Washington, D.C., partner and co-chair of the IP Group, Bob Stoll was recently quoted in an article in IAM titled, “No – the CAFC’s Judge Mayer has not just brought an end to software patents or anything close.”
While a series of decisions this summer – Enfish, Bascom and McRo – helped alleviate concerns from supporters of broader patent subject matter eligibility at the U.S. Court of Appeals for the Federal Circuit when it comes to “computer-implemented inventions,” Judge Haldane Robert Mayer’s comments in his written concurrence in Intellectual Venture v. Symantec have caused some to worry again.
Judge Mayer wrote: “Most of the First Amendment concerns associated with patent protection could be avoided if this court were willing to acknowledge that Alice sounded the death knell for software patents. Software lies in the antechamber of patent invention. Because generically-implemented software is an 'idea' insufficiently linked to any defining physical structure other than a standard computer, it is a precursor to technology rather than technology itself.”

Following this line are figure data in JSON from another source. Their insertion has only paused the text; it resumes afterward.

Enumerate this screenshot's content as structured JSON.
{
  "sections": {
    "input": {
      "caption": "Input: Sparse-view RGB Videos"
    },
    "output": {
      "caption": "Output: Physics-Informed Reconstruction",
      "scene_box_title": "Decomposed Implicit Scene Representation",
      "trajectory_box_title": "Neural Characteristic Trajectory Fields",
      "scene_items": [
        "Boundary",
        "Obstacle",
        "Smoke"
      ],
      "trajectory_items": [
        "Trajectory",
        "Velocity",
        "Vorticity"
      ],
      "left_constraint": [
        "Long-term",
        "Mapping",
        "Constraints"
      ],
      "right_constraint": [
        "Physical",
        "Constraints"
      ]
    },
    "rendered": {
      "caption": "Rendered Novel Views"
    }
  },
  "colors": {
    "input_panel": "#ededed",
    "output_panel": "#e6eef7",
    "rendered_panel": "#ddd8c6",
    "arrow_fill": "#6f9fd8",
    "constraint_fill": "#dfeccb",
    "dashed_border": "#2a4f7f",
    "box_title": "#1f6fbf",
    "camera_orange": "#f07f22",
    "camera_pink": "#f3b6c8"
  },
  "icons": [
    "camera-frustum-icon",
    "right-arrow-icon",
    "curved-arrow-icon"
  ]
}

IAM asked Bob and other leading commentators in the patent community for their views on the significance of Judge Mayer’s words. Bob wrote:
“I am very concerned about that statement [on Alice sounding the death knell for software patents]. The Alice decision itself said that it was to be narrowly construed to the facts of the case. Alice clearly said that computer implemented processes were patentable subject matter and set forth a two-prong test. Further Alice confirmed that business methods could be patentable. Enfish, Bascom and McRO indisputably refute Mayer’s statement.”